Harris continued from there by doing what she always does when she doesn’t have a good answer to a question: She fell back on her oft-repeated, scripted lines.
Reporter: “Why haven’t you done any of it already?”
Kamala: “I’m not President”
Reporter: “You’re Vice President.”
Kamala: “I’m gonna tell you what I’m doing as president when I have the ability, then, to do what I know based on my experience.” pic.twitter.com/7oFMAq6P5C
— Greg Price (@greg_price11) October 29, 2024
REPORTER: What is your message to Michigan voters in terms of the economy? We have auto workers who are being laid off, and those who fear that they might be laid off. The average person can’t afford groceries or their rent, and recent polls in Michigan show that Michigan voters believe that Donald Trump would do a better job with handling the economy and bringing jobs back. What do you say to that?
HARRIS: Well, let’s start with this. I come from the middle class, and I’ll never forget where I come from. My mother worked very hard. She, by the time I was a teenager, was able to save up for her first home.
I’ve lost track of how many times Harris has responded to a direct question about how she’ll fix the economy by filibustering with tales of her supposed “middle-class” upbringing. To be sure, she was not really “middle class.” She was born the child of two upper-class professionals, including a cancer researcher and a tenured professor. Harris would go on to spend a significant part of her childhood in a Canadian suburb. She did not grow up hard knocks with her mother struggling to put food on the table, and it’s insulting that she keeps slumming by pretending she’s something she’s not.
But that’s not even the biggest issue here. Let’s say she did grow up middle-class. What does that have to do with a family in 2024 that can’t afford rent? Is that supposed to make them feel better? It’s lame and tone-deaf to keep using the “middle-class” line over and over instead of just speaking clearly about how to solve the problems facing Americans.

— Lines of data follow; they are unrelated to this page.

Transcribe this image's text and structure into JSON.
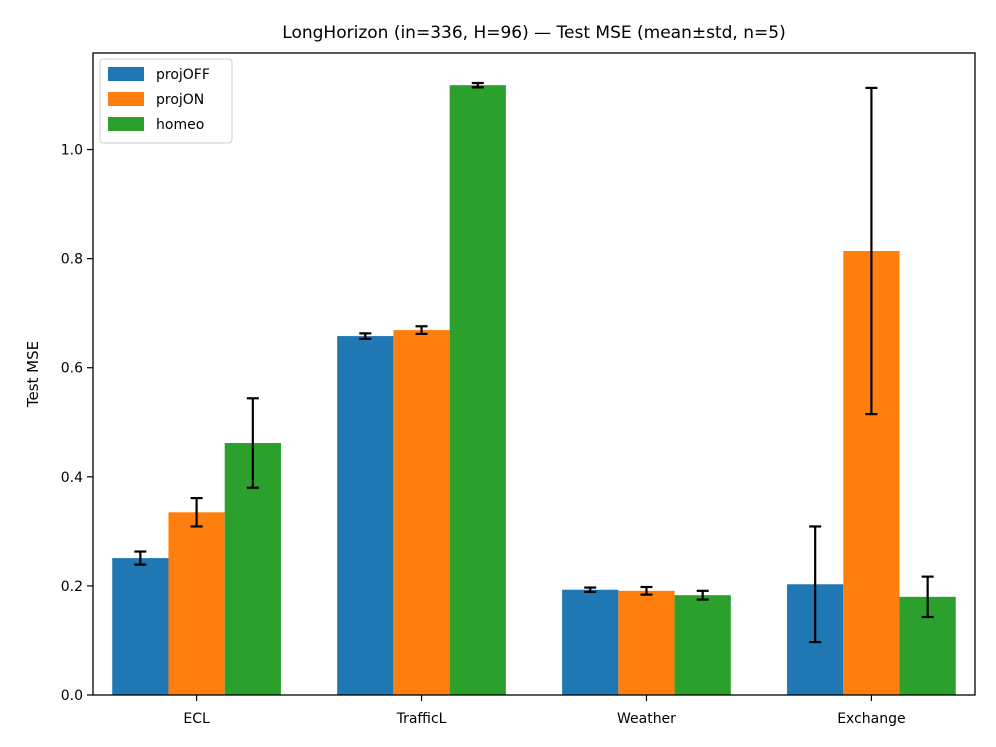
{
  "chart_data": {
    "type": "bar",
    "title": "LongHorizon (in=336, H=96) — Test MSE (mean±std, n=5)",
    "xlabel": "",
    "ylabel": "Test MSE",
    "categories": [
      "ECL",
      "TrafficL",
      "Weather",
      "Exchange"
    ],
    "series": [
      {
        "name": "projOFF",
        "color": "#1f77b4",
        "values": [
          0.251,
          0.658,
          0.193,
          0.203
        ],
        "errors": [
          0.012,
          0.005,
          0.004,
          0.106
        ]
      },
      {
        "name": "projON",
        "color": "#ff7f0e",
        "values": [
          0.335,
          0.669,
          0.191,
          0.814
        ],
        "errors": [
          0.026,
          0.007,
          0.007,
          0.299
        ]
      },
      {
        "name": "homeo",
        "color": "#2ca02c",
        "values": [
          0.462,
          1.118,
          0.183,
          0.18
        ],
        "errors": [
          0.082,
          0.004,
          0.008,
          0.037
        ]
      }
    ],
    "ylim": [
      0,
      1.177
    ],
    "yticks": [
      0.0,
      0.2,
      0.4,
      0.6,
      0.8,
      1.0
    ],
    "ytick_labels": [
      "0.0",
      "0.2",
      "0.4",
      "0.6",
      "0.8",
      "1.0"
    ],
    "legend_position": "top-left",
    "grid": false
  }
}
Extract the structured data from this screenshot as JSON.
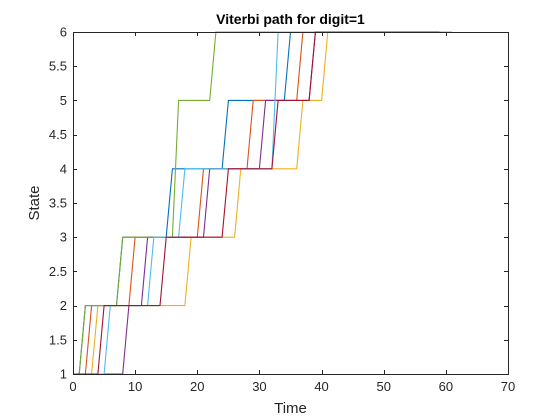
{
  "chart_data": {
    "type": "line",
    "title": "Viterbi path for digit=1",
    "xlabel": "Time",
    "ylabel": "State",
    "xlim": [
      0,
      70
    ],
    "ylim": [
      1,
      6
    ],
    "xticks": [
      "0",
      "10",
      "20",
      "30",
      "40",
      "50",
      "60",
      "70"
    ],
    "yticks": [
      "1",
      "1.5",
      "2",
      "2.5",
      "3",
      "3.5",
      "4",
      "4.5",
      "5",
      "5.5",
      "6"
    ],
    "grid": false,
    "legend": null,
    "line_style": "stairs",
    "series": [
      {
        "color": "#0072BD",
        "x": [
          0,
          1,
          2,
          7,
          8,
          15,
          16,
          24,
          25,
          34,
          35,
          40
        ],
        "y": [
          1,
          1,
          2,
          2,
          3,
          3,
          4,
          4,
          5,
          5,
          6,
          6
        ]
      },
      {
        "color": "#D95319",
        "x": [
          0,
          2,
          3,
          9,
          10,
          20,
          21,
          28,
          29,
          36,
          37,
          58
        ],
        "y": [
          1,
          1,
          2,
          2,
          3,
          3,
          4,
          4,
          5,
          5,
          6,
          6
        ]
      },
      {
        "color": "#EDB120",
        "x": [
          0,
          3,
          4,
          18,
          19,
          26,
          27,
          36,
          37,
          40,
          41,
          61
        ],
        "y": [
          1,
          1,
          2,
          2,
          3,
          3,
          4,
          4,
          5,
          5,
          6,
          6
        ]
      },
      {
        "color": "#7E2F8E",
        "x": [
          0,
          8,
          9,
          11,
          12,
          21,
          22,
          30,
          31,
          38,
          39,
          60
        ],
        "y": [
          1,
          1,
          2,
          2,
          3,
          3,
          4,
          4,
          5,
          5,
          6,
          6
        ]
      },
      {
        "color": "#77AC30",
        "x": [
          0,
          1,
          2,
          7,
          8,
          16,
          17,
          22,
          23,
          40
        ],
        "y": [
          1,
          1,
          2,
          2,
          3,
          3,
          5,
          5,
          6,
          6
        ]
      },
      {
        "color": "#4DBEEE",
        "x": [
          0,
          5,
          6,
          12,
          13,
          17,
          18,
          32,
          33,
          61
        ],
        "y": [
          1,
          1,
          2,
          2,
          3,
          3,
          4,
          4,
          6,
          6
        ]
      },
      {
        "color": "#A2142F",
        "x": [
          0,
          4,
          5,
          14,
          15,
          24,
          25,
          32,
          33,
          38,
          39,
          59
        ],
        "y": [
          1,
          1,
          2,
          2,
          3,
          3,
          4,
          4,
          5,
          5,
          6,
          6
        ]
      }
    ]
  }
}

Harris can’t do that, though, because she’s incredibly lazy. A little bit of study and thought, and she could come up with some better deflections, but the vice president won’t even put the time in for that. Instead, she just shows up, repeats her lines, and looks like an imbecile in the process. That is why her campaign is floundering despite having every built-in advantage imaginable.
America can’t afford for more years of this. Having a senile invalid as president was bad enough. The last thing we need is a president who is equally vapid but just sentient enough to cause far more serious damage to the nation.